Depuis le 25 mars dernier, tous les réseaux bancaires de France commercialisent un prêt de trésorerie, garanti à 90% par l'État. Objectif de ce dispositif baptisé PGE (pour Prêt garanti par l'État) : inciter les banques à prêter davantage aux entreprises qui présentent des difficultés de trésorerie en raison de la crise liée à l'épidémie de coronavirus afin de limiter le nombre de faillites.
Toutefois, selon une récente enquête de la cellule investigation de France Info, les banques "traînent des pieds face aux entreprises en difficulté", certains chargés d'affaires ayant même reçu pour consigne d'attendre avant de refuser des demandes de prêt pour "des questions d'image". Ces derniers doivent ainsi "temporiser" pour "ne pas passer pour la banque qui fait couler les entreprises".
Les banques jouent le jeu, selon le patron de la FBF
Alors, les banques jouent-elles le jeu ? Oui, estime Frédéric Oudéa, le directeur général de Société Générale et patron de la Fédération bancaire française (FBF), interviewé sur France Info ce lundi 20 avril.
Selon lui, ces délais s'expliquent par le volume inédit de demandes de crédits. "Ce nouveau dispositif, c'est 55 milliards d'euros de demandes en 17 jours". Ces demandes ont été effectuées par 290.000 entreprises.
"Pour Société Générale, c'est l'équivalent de 10 mois de production normale de crédits", souligne-t-il. "Tous les réseaux bancaires sont mobilisés" face à cet "afflux de demandes", assure-t-il.
Moins de 5% de refus
Quid de la proportion de refus ?
"C'est moins de 5%. On est entre 2 et 3% [de taux refus parmi les entreprises éligibles, ndlr] ", affirme Frédéric Oudéa.
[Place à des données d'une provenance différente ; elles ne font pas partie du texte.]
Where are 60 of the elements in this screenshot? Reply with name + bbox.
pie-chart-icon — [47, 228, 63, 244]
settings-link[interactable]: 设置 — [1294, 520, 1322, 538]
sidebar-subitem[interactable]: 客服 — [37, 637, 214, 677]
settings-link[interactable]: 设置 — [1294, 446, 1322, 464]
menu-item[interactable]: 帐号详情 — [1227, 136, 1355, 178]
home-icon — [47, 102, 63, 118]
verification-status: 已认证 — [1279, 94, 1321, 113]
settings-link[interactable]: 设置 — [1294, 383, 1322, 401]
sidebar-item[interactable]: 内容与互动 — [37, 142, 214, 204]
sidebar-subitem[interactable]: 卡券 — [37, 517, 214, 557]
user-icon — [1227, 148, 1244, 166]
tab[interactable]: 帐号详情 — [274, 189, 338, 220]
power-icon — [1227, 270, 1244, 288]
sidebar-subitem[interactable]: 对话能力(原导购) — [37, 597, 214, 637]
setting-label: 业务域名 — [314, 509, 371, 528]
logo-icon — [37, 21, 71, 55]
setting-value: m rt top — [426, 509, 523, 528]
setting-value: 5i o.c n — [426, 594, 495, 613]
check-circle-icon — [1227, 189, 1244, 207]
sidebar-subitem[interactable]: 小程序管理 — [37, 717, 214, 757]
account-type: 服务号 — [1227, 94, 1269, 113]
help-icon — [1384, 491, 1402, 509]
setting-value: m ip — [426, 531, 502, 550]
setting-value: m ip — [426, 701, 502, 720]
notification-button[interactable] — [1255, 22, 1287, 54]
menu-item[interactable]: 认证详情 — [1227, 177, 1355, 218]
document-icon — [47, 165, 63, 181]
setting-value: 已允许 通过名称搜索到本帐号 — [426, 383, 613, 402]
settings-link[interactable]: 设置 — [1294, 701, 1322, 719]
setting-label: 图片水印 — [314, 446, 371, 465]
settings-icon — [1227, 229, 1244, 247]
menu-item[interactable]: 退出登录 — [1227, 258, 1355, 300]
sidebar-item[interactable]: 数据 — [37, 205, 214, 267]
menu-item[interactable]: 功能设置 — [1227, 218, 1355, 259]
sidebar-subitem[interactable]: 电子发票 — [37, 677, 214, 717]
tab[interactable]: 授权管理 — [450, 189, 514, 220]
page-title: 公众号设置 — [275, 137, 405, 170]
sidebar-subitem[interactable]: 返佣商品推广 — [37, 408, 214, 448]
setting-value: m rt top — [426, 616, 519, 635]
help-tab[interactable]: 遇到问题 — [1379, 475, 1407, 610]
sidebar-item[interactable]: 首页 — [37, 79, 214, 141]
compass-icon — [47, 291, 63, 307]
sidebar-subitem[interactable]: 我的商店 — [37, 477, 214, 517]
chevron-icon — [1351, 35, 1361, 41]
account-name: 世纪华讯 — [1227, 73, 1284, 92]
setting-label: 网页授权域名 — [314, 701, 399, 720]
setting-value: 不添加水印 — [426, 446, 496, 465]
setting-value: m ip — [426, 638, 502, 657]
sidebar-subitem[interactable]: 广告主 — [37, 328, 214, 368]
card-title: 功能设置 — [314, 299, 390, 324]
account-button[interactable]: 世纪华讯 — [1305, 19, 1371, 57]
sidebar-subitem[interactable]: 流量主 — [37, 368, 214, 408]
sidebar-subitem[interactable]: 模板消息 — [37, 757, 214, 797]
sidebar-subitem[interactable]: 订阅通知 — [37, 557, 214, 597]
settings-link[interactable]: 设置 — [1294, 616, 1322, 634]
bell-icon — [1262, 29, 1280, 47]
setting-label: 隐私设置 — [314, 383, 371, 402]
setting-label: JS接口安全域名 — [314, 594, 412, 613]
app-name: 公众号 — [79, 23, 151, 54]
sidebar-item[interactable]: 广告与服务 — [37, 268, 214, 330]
Le banquier rappelle néanmoins que le PGE ne concerne que les entreprises qui "fonctionnaient normalement avant la crise" du Covid-19. "On va donc pouvoir traiter avec ce dispositif 85% des entreprises", explique-t-il.
Les sociétés non éligibles, notamment celles qui se trouvaient en procédure collective (redressement et liquidation judiciaire) avant 2019, sont donc écartées automatiquement du PEG. "Ce n'est pas une aide en trésorerie qui va régler le problème qu'elles avaient avant", estime le banquier.
D'autres dispositifs d'aide
Quelles solutions alors pour ces entreprises exclues du Prêt garanti ? Ces dernières peuvent se tourner vers d'autres dispositifs mis en place par le gouvernement, explique Frédéric Oudéa, qui évoque le fonds de solidarité, désormais alimenté à hauteur de 7 milliards d'euros, et les 500 millions d'euros d'avances de trésorerie remboursables.
Pendant ce temps, la Médiation nationale du crédit, la structure logée au sein de la Banque de France chargée d'aider les entreprises qui font face à des refus de financement, a vu le nombre de ses saisines exploser. Au cours du mois de mars, elle a reçu 731 dossiers éligibles et 645 sur la seule semaine du 6 avril, contre un peu plus de 1.000 sur l'ensemble de l'année 2019.
Quand le recours au PGE se transforme en parcours du combattant
Ces chiffres corroborent de nombreux témoignages de terrain révélant que la mise en oeuvre de ce dispositif inédit peut se transformer en véritable parcours du combattant pour certaines entreprises dont la santé économique était pourtant bonne avant la crise. Les plus petites structures, notamment dans le secteur de l'hôtellerie-restauration et du commerce de proximité, semblent particulièrement touchées. "Des témoignages d'entreprises qui peinent à obtenir un Prêt garanti par l'État, j'en reçois par kilos", affirmait ainsi à La Tribune Alain Griset, le président de l'Union des entreprises de proximité (U2P). "Les banques considèrent que ces entreprises ne sont pas en capacité de rembourser un prêt", déplorait-il.
De multiples obstacles à l'obtention d'un prêt
Les petites entreprises ne sont pas les seules concernées par ces difficultés. "D'après les remontées de terrain, certaines ETI rencontrent des obstacles pour obtenir le PGE avec notamment des demandes de documentation excessives, y compris pour des sociétés solvables et qui sont bien notées", constatait, pour sa part, Alexandre Montay, directeur général du Mouvement des entreprises de taille intermédiaire (Meti).
Des délais d'instruction trop longs, des demandes de business plan sur plusieurs années, ou encore des garanties supplémentaires figurent parmi les principales difficultés signalées par les ETI, qui sont 48,8% à avoir engagé une demande de PGE, selon le dernier baromètre du Meti.